Gayr-ı müslimlerin bayramlarında sevinmek, onların kutsal saydığı günleri kutlamak, onların adetlerine uymak, onlara benzemek kesinlikle caiz değildir, büyük günahlardandır.

Enes b. Malik’den (R.A.) rivayete göre, Hz. Peygamber (S.A.V.) Efendimiz, Mekke-i Mükerreme’den Medine-i Münevvereye hicret ettiği zaman, Medinelilerin eğlenip oynadıkları iki günleri vardı. Hz. Peygamber (S.A.V.) Efendimiz:

“Bu günler ne oluyor, neyin nesidir Diye sorduğunda, Medineliler:

- Biz cahiliyet devrinde bu günlerde eğlenip oynardık, Yâ Resûlellah! Dediler. Bunun üzerine Hz. Peygamber (S.A.V.) Efendimiz:

“Muhakkak ALLAH size o iki gün yerine, onlardan daha hayırlı iki bayramı lutuf olarak vermiştir. Biri Fıtır, Ramazan bayramı, diğeri Kurban bayramıdır.”  buyurdular. O günden beri kutlanagelen bu iki bayram, Müslüman milletlerin aynı zamanda milli bayramları yerine de geçmiştir.

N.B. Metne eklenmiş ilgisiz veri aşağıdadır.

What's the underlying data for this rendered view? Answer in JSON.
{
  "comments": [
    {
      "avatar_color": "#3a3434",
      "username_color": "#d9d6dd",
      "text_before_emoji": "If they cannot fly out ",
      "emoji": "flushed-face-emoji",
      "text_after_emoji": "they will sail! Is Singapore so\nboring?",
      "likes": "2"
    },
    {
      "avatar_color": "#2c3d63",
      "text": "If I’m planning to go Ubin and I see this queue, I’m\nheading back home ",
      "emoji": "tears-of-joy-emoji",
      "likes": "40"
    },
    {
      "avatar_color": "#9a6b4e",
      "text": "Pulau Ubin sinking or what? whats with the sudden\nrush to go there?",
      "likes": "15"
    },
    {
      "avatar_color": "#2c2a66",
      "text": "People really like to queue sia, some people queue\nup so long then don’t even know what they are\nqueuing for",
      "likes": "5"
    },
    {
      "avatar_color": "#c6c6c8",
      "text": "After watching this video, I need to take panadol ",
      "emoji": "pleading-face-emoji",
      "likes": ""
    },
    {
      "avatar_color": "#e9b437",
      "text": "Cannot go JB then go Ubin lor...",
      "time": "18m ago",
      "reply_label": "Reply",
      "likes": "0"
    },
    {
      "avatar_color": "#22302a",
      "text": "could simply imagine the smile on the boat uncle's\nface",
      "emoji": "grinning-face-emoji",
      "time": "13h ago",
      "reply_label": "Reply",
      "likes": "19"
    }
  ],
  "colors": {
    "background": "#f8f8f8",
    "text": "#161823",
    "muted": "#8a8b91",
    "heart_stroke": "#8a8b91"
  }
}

İslâm dini, her bir medeni müessesesinde istiklaliyeti, orijinaliteyi esas alması yönüyle bu cahiliye âdetini de kaldırıp, bütün Mü’minlere ilahî menşeli iki bayram getirmiştir. Bayramların daha hayırlı olanlarla değiştirilmesi ayrı bir ehemmiyet taşır. Böylece o günlerin kutlanış ve o günlerdeki eğlence tarzı kökten değiştirilmiş oluyor. Resûlullah (S.A.V.) Efendimiz, eski kutlamadan ayrı olarak İslâmî bir kutlama meşrû kılmıştır. Böylece Mü’minlerin eğlencesi de bayramı da İslâm’ca olmuştur. Mü’minlerin bayramı ibadetle başlar. Zira hakiki sevinç ibadetledir.

Bu hadis-i şeriften anlaşılıyor ki: Müslümanların İslâm dışı diğer bayramları kutlaması, bunlara iştirak etmesi ve ALLAH Teâlâ’nın bildirdiği gerçekleri yalanlayan veya onlara uymayan düşüncelerin ürünü olan fiillerin kutlama günlerini; Müslümanların da bayram olarak kabul etmesi, küfre destek olmaktan başka bir manâ ifade etmez. İslâm dışı tek ve çok ilahlı dinlerin törenlerine iştirak etmek, dinî merasimlerinden bir şeye muvafakat etmek, örf ve adetlerini güzel görmek kişinin iman dairesinden çıkıp, mürted olmasına sebep olur. Binaenaleyh, noel gününde, hristiyanların diğer bayram günlerinde onlara uymak gayesi ile, onların yaptıklarını yapmak, o günlerde bayram niyetiyle çocuklara elbise almak ve pişirdikleri yemekleri yemek caiz değildir. Bu hareketler küfrü gerektirir. Ondan sakınmak gerekir...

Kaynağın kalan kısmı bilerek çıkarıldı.